(Nairobi, le 15 octobre 2015) – Le changement climatique ainsi que des projets régionaux de développement menacent la santé et les moyens de subsistance des populations autochtones de la région de Turkana, dans le nord-ouest du Kenya, a affirmé Human Rights Watch dans un rapport publié aujourd’hui. Ce document et la vidéo associée ont été présentés à des organisations de défense de l’environnement et des droits humains à Nairobi, peu avant les négociations sur les changements climatiques qui se tiendront à Bonn, en Allemagne, du 19 au 23 octobre 2015.
Le rapport de 96 pages, intitulé « There Is No Time Left: Climate Change, Environmental Threats, and Human Rights in Turkana County, Kenya » (« Le temps presse : changements climatiques, menaces sur l’environnement et droits humains dans le comté de Turkana, au Kenya »), souligne les difficultés croissantes auxquelles le gouvernement du Kenya est confronté pour garantir l’accès à l’eau, à l’alimentation, à la santé et à la sécurité dans le Turkana.
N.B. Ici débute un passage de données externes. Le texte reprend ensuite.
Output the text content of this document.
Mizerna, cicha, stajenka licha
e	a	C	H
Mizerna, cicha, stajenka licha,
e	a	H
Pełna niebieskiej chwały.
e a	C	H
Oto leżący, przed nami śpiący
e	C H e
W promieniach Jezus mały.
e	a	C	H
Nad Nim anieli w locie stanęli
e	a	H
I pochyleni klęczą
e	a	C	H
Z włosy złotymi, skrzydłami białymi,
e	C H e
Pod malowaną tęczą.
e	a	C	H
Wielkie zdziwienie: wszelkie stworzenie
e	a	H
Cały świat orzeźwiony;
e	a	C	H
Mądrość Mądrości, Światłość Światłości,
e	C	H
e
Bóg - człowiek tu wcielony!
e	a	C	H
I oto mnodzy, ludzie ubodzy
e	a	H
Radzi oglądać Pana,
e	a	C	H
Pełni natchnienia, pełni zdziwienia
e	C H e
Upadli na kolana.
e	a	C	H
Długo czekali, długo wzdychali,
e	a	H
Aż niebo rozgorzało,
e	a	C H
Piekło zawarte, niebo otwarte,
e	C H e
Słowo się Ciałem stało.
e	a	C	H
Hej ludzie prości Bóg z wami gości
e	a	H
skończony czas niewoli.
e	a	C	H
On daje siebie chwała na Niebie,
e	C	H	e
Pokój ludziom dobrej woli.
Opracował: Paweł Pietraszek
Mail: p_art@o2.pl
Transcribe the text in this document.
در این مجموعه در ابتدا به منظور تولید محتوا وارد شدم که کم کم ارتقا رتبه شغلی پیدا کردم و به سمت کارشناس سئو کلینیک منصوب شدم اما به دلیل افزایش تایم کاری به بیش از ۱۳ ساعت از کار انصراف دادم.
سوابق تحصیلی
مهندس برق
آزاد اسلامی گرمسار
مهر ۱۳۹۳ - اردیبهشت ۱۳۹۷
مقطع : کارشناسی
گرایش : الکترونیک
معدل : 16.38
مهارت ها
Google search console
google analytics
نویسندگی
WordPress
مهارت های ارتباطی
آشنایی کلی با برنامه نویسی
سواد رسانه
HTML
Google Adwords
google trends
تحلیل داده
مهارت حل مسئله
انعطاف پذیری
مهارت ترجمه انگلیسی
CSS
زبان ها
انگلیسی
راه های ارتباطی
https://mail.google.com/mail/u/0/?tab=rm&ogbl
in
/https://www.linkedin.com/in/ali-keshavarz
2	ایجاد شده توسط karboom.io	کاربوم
Cette région représente également un exemple de la façon dont les changements climatiques, avec des températures plus élevées et des précipitations plus irrégulières, affectent les personnes déjà vulnérables de façon disproportionnée, en particulier dans les pays dont les ressources sont limitées et les écosystèmes fragiles.
« La combinaison des changements climatiques, des projets de développement à grande échelle, et de la croissance démographique représente une menace urgente pour les habitants de la région du Turkana », a déclaré Joseph Amon, directeur de la division Santé et droits humains à Human Rights Watch. « Le Lac Turkana risque de disparaître, et la santé et les moyens de subsistance des populations autochtones de la région risquent de disparaître avec lui. »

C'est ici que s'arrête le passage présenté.